Summary of Theology Drawn from Scripture
Johannes Cocceius produced this comprehensive systematic theology as the mature expression of his covenant-centered approach to Reformed doctrine. Writing in the aftermath of the Synod of Dort and amid ongoing theological debates within Dutch Reformed circles, Cocceius sought to demonstrate how all Christian doctrine flows organically from Scripture when properly understood through the lens of God's covenant relationships with humanity. The work emerged from his decades of teaching at Franeker and Leiden, where he had developed his distinctive hermeneutical approach that emphasized the progressive unfolding of God's covenant purposes throughout redemptive history.

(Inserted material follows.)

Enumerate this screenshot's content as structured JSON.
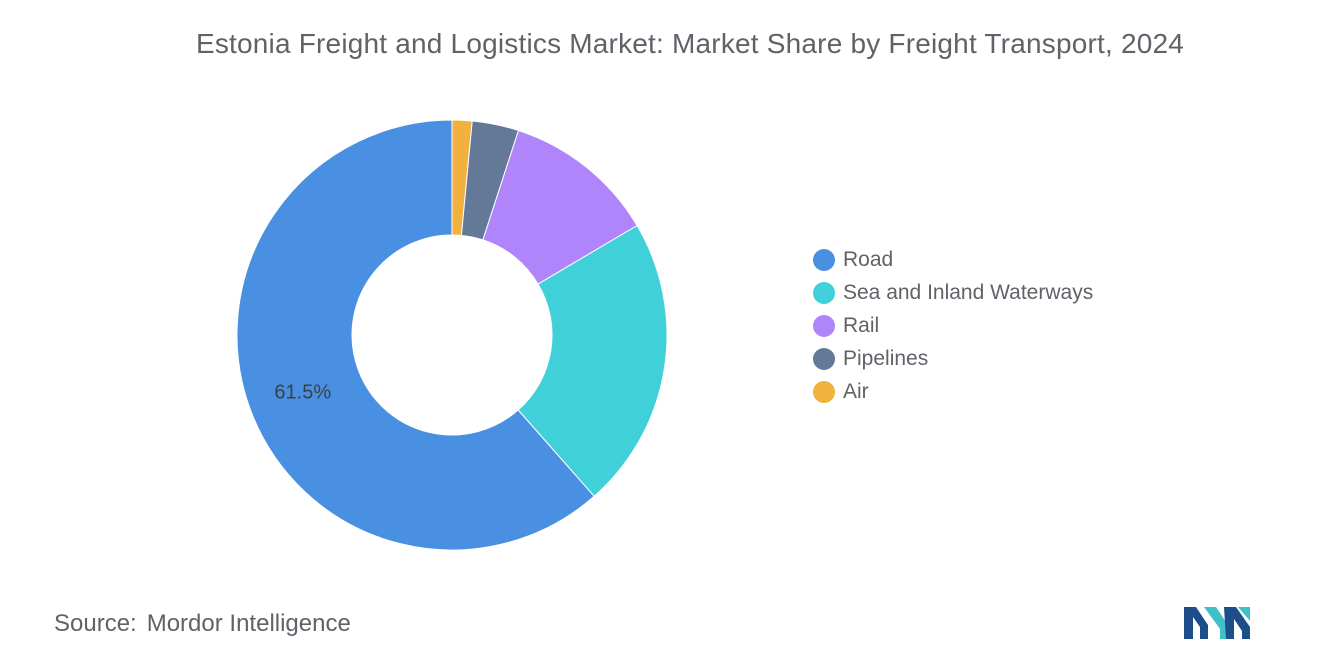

The Summa presents theology not as a collection of isolated doctrines but as an interconnected system rooted in God's covenant dealings from creation through consummation. Cocceius argues that Scripture reveals a unified divine plan executed through successive covenant administrations, each building upon the previous while anticipating final fulfillment in Christ. He methodically works through traditional theological loci while consistently demonstrating how covenant theology provides the organizing principle for understanding God's nature, human salvation, the church, and eschatology. The work's distinctive contribution lies not in novel doctrines but in its systematic integration of Reformed orthodoxy within a thoroughly covenantal framework that traces God's redemptive purposes from eternity past to eternity future.
The Summa became influential among Reformed theologians who embraced covenant theology as a unifying principle, though it also drew criticism from those who preferred more traditional scholastic approaches. Cocceius's method of reading Scripture through covenant history influenced later developments in Reformed hermeneutics and biblical theology. Who should read this: scholars of Reformed theological development and those interested in how covenant theology functioned as a systematic principle in seventeenth-century Reformed orthodoxy. This is not an accessible introduction to either systematic theology or covenant thought, requiring familiarity with scholastic theological method and the broader Reformed tradition.